I just mention this "for what it's worth"; I don't know if this knowledge can help to explain the OP's situation. I'm just saying that while making that assumption may cause confusion for a human reader if it's done without comment, it doesn't cause any confusion for Maple.

What do you mean by "do this is by using the Tabulate (plain command and not from DocumentTools) function"? As far as I can tell, there is no "plain" top-level Tabulate, only Tabulate commands in packages DataFrameDocumentTools, and StringTools. Are you converting a Matrix to a DataFrame before using Tabulate?

I have had that bug on my computer before (many times), but I haven't seen any reasonable explanation for it, nor can I reproduce it. It doesn't seem to be widely reported. It is intermittent. When it's happened to me, other symbols also change, such as + and - becoming and K. Does that happen for you? And when it happens to one of my worksheets, all open worksheets are affected. If I save my worksheets and close the entire Maple session, the bug is gone when I restart Maple---the errors are not stored in the saved worksheets.

@Mike Mc Dermott If I made a suggestion in this thread, it seems to have disappeared. I recall thinking about a suggestion for this thread. What is the thing that you think is "even better"?

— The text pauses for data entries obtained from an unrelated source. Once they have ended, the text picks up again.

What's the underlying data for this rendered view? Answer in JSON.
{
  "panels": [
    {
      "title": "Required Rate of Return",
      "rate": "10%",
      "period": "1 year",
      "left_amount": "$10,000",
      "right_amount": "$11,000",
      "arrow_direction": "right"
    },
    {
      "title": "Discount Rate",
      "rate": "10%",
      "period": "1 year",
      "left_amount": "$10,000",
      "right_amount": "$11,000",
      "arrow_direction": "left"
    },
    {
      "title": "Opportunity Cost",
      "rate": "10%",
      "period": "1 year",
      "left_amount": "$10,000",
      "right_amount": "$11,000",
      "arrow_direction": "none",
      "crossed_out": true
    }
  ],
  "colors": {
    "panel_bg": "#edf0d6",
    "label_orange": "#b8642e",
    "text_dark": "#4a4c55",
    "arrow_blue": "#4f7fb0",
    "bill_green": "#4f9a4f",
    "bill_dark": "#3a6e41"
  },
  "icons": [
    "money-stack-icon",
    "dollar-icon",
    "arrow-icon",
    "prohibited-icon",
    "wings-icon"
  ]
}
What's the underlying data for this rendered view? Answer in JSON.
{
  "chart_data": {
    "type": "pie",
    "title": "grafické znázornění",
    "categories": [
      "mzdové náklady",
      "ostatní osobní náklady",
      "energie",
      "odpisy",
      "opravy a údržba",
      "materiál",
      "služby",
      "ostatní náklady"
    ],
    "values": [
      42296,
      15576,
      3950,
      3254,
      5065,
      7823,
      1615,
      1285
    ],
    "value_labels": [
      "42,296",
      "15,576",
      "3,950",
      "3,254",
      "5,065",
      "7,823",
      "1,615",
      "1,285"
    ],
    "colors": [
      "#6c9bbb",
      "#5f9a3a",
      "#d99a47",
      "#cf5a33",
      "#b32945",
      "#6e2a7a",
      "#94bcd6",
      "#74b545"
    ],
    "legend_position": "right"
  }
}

@JAMET Using that code, I do get [4, 18/5, 1].

@Rouben Rostamian The YouTube video that you linked is an excellent demonstration and explanation of the motion of balls on rotating platters. And it explains why certain patterns can be explained entirely by the moments of inertia.

If there's no friction, then why would the carousel have any effect at all on the cube, regardless of whether or not it's self-propelled?

I think that using the principles from, say, a first university physics-for-majors course, the only approach to the problem is for it to be a round object (cylinder or sphere, solid or hollow) rolling without slipping. The moment of inertia of the object comes into play, which can be easily calculated for spheres and cylinders (uniform solid or hollow).

Do you intend for &x to represent the vector cross product of two 3-D vectors? That's what &x usually means in Maple. Or do you want the product of a Matrix, the inverse of Mat, with a vector?